I have only seen Sony Pictures Animation’s ‘Open Season’ once when it debuted in theatres, but revisiting it, the film isn’t very enjoyable or entertaining.
‘Open Season’ follows a bear, named Boog, who lives in a garage with a woman named Beth, who is a park ranger who raises Boog as a cub. However, when trouble arises with a deer named Elliot, Boog must adapt to the woods, an environment that is practically foreign to him.
‘Open Season’ has a very simplistic story structure, but once Boog leaves the woods, the film derails all story, and is just basically a film about walking in circles, yes, they walk in circles on a number of occasions, and therefore, the film just feels like filler, and it basically is that. The film’s friendship between Boog and Elliot isn’t earned, as it lacks the development on the two’s friendship, thanks to not so spectacular writing. I can’t help but compare this film’s buddy friendship towards Shrek and Donkey, as that film did a spectacular job at characterizing the film’s friendship, with Shrek being an isolated ogre who has never had a friend, and Donkey being a character who loves making friends and yet cares for Shrek, even though Shrek doesn’t know he is missing friendship in his life. It’s hard to do that, because Boog has a friendship towards Beth, but Elliot only cares about is staying in Beth’s garage. The animal friends are mean spirited towards Boog, so when they find themselves in trouble, they change their tune to gain help from Boog.
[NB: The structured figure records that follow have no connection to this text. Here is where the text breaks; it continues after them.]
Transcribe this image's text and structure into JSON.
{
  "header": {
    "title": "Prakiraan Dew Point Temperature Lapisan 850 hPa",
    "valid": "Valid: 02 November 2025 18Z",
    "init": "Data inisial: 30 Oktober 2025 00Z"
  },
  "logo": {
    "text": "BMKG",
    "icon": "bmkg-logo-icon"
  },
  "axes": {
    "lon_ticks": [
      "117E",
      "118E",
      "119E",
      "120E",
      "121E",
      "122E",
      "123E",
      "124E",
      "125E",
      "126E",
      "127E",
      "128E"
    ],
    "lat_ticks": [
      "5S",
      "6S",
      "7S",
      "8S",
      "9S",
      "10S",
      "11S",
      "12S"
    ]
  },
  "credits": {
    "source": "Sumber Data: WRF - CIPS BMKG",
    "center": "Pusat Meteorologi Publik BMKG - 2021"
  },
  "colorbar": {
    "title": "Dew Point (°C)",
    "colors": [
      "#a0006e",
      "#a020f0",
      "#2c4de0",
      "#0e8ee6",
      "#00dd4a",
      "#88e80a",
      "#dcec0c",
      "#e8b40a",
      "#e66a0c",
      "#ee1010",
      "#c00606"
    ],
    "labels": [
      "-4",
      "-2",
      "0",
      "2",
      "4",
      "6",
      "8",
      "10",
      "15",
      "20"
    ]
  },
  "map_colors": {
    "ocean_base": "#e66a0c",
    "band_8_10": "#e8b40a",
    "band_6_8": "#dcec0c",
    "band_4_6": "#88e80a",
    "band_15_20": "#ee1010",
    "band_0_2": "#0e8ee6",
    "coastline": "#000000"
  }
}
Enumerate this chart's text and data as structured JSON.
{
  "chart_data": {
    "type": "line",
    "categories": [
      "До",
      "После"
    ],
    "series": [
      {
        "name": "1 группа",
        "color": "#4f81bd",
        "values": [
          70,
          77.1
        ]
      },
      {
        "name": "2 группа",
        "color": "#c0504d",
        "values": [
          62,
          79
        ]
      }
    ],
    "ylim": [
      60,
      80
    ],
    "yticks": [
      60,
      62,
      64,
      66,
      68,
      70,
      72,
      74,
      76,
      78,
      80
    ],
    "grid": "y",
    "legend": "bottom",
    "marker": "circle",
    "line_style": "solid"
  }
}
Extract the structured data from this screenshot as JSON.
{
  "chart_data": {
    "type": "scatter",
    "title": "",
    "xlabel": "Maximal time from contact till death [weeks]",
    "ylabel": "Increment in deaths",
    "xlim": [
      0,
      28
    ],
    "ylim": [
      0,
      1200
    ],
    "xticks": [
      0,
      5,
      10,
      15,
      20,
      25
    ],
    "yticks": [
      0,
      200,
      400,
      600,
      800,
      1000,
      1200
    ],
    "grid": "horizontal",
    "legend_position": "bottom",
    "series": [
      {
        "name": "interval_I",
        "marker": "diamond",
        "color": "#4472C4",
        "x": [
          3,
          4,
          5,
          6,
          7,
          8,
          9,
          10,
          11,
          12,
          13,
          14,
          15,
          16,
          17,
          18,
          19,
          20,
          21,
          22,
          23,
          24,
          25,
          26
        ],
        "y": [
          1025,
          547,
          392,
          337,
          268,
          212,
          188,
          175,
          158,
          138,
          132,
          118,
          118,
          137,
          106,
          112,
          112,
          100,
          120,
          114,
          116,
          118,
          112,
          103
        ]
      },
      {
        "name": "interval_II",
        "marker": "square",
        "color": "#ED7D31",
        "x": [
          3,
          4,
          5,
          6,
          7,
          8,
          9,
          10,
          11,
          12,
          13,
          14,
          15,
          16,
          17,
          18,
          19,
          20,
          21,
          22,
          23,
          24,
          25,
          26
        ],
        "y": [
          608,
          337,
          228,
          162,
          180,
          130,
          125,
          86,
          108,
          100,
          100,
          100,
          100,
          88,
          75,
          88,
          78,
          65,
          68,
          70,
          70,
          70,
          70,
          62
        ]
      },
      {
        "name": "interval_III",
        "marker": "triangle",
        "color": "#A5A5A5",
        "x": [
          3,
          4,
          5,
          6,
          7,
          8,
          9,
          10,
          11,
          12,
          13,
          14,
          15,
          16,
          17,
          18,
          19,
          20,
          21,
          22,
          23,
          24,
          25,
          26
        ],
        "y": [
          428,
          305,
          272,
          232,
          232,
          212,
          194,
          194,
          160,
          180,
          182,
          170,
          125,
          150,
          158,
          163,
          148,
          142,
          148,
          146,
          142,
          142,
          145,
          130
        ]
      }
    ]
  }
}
If anything, I only liked so little in this film, and that’s basically the short-lived family dynamic between Boog and Beth, which is the only thing close towards any real emotion or heart. The rest is just laugh less gags. While I may have chuckled on one or two of these jokes, the rest just aren’t very funny, I mean how many films go for the nuts joke? This film did, and it just lacks any creativity towards the humour in this film.
‘Open Season’ may try to be heart-warming, but instead is a stretched out story, with characters that you don’t really care about, along with stale jokes and gags.